Chromosome breakpoints near CpG islands in double minutes.

Abstract

Double minute chromosomes (DMs) are the principal genetic vehicles for amplifying oncogenes in human tumors and drug resistance genes in cultured mouse cells. Mouse EMT-6 cells resistant to methotrexate (MTX) generally contain circular DMs, approximately 1 megabase (Mb) in size, that amplify the dihydrofolate reductase (DHFR) gene. The 1 Mb DMs generally have CpG islands located 500 kb upstream of the DHFR gene. The purpose of this study was to determine the relationship between CpG islands and chromosomal breakpoints giving rise to the DM. We show that EMT-6 cells growing in very low levels of MTX that do not yet contain the 1 Mb DHFR-amplifying DM, develop a NotI/EagI site 500 kb upstream of the DHFR gene. This NotI site is close to, if not identical with, one of the chromosomal breakpoints giving rise to the DM. We show that 500 kb of DM DNA from upstream of the DHFR gene is derived from 500 kb of chromosomal DNA upstream of the chromosomal DHFR gene.
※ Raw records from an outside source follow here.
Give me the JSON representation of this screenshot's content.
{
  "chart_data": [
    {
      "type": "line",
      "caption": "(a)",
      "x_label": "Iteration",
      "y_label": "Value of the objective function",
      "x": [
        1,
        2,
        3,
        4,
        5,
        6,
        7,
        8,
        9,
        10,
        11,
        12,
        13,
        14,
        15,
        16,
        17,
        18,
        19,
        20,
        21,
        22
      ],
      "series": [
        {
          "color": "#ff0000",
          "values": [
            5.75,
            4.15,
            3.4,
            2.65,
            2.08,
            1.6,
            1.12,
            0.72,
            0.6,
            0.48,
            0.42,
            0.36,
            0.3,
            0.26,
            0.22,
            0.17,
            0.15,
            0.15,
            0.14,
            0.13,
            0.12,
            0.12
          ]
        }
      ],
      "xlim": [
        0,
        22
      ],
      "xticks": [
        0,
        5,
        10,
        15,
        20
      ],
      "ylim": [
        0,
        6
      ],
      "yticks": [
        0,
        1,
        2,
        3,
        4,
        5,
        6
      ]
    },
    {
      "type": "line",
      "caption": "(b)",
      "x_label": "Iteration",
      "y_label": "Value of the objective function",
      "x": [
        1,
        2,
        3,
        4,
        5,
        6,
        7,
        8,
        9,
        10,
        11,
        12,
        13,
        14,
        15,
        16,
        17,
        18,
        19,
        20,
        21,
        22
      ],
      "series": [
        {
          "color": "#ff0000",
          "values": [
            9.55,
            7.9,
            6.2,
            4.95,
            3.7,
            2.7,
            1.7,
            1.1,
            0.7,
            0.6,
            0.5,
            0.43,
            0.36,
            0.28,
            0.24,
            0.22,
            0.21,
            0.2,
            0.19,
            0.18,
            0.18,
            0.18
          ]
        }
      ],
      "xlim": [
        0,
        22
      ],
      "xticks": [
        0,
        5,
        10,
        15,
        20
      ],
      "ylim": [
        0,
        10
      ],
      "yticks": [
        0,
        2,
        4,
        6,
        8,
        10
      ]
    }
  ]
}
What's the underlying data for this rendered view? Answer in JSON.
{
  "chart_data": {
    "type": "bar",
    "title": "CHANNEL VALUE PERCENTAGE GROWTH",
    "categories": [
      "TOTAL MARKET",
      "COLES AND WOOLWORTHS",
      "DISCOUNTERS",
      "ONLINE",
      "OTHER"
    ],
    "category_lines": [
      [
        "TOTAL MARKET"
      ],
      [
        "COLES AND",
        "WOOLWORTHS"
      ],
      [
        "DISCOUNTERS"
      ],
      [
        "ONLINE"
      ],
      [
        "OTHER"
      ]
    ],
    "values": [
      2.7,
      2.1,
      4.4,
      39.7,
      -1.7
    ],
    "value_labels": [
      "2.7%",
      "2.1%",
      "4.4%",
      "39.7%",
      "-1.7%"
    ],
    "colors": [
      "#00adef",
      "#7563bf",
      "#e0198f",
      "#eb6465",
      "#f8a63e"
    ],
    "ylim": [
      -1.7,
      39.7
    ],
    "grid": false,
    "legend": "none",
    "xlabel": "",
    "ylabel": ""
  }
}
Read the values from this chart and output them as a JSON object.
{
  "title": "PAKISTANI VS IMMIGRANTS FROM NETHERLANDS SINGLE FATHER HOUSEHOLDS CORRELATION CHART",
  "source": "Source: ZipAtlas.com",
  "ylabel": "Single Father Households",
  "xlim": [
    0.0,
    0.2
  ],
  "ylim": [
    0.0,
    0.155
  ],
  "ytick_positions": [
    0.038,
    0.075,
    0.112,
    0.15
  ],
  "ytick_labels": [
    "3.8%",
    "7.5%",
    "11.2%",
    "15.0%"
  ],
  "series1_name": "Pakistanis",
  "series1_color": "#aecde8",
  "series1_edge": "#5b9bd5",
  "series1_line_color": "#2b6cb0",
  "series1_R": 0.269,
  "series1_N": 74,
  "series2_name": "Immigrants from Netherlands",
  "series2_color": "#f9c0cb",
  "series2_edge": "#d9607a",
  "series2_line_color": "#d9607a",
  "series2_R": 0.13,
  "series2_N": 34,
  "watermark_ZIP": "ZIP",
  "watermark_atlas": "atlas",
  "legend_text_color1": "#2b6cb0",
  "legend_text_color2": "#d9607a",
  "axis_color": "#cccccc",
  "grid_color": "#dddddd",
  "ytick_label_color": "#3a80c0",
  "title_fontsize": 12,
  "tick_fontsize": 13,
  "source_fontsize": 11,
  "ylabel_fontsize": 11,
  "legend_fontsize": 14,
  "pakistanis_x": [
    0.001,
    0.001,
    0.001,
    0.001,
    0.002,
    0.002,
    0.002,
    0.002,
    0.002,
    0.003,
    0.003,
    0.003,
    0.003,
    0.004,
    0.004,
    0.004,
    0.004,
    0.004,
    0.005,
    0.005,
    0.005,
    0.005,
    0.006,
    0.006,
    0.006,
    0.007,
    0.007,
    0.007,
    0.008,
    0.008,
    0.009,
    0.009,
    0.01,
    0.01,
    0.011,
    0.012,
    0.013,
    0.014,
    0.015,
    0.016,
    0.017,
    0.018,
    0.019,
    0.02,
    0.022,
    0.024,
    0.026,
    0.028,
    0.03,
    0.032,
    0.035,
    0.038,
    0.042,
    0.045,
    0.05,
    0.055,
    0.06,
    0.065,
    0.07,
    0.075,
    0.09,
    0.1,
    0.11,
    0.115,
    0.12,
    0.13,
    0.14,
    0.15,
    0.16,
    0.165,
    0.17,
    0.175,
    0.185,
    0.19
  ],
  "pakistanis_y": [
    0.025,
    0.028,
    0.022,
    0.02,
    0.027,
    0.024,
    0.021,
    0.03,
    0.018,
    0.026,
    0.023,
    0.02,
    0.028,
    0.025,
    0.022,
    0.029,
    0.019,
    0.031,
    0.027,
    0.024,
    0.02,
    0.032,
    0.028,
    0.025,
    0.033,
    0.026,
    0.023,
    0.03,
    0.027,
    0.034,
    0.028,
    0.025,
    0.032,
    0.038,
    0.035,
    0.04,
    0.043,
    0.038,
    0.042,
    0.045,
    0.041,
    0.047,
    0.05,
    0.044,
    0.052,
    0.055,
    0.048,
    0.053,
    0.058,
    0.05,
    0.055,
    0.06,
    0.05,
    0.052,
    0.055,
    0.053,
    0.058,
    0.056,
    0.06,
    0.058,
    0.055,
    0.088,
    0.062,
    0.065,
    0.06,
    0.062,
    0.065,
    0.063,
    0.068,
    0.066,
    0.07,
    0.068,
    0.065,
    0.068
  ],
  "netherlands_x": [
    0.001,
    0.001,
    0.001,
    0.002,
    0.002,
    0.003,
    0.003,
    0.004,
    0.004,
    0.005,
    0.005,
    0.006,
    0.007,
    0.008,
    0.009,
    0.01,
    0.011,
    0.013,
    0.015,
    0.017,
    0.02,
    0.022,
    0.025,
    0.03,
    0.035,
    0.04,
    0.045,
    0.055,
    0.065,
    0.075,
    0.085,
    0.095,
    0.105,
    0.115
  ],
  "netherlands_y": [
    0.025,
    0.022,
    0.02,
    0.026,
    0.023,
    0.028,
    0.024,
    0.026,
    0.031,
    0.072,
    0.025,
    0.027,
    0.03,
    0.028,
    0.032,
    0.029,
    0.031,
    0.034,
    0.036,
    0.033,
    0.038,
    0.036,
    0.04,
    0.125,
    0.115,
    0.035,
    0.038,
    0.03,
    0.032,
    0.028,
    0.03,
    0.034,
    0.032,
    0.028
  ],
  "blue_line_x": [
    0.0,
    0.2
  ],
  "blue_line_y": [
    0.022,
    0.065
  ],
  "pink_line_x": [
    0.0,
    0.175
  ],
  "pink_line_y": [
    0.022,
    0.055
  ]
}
The downstream breakpoint maps to a region approximately 200 kb downstream of the DHFR gene near a chromosomal SstII/EagI site. Therefore, approximately 700 kb of DM DNA was derived from the genomic region surrounding the DHFR gene. To confirm the organization of the DM DNA, we isolated DNA probes from the 1 Mb DM. Using pulsed field gel electrophoresis and Southern hybridization, we determined the approximate location of each probe with respect to the CpG island in both the DM and the chromosome. Approximately 300 kb of chimeric DNA from a region unrelated to the DHFR gene was incorporated during DM formation. Implications for the mechanism of DM formation are discussed.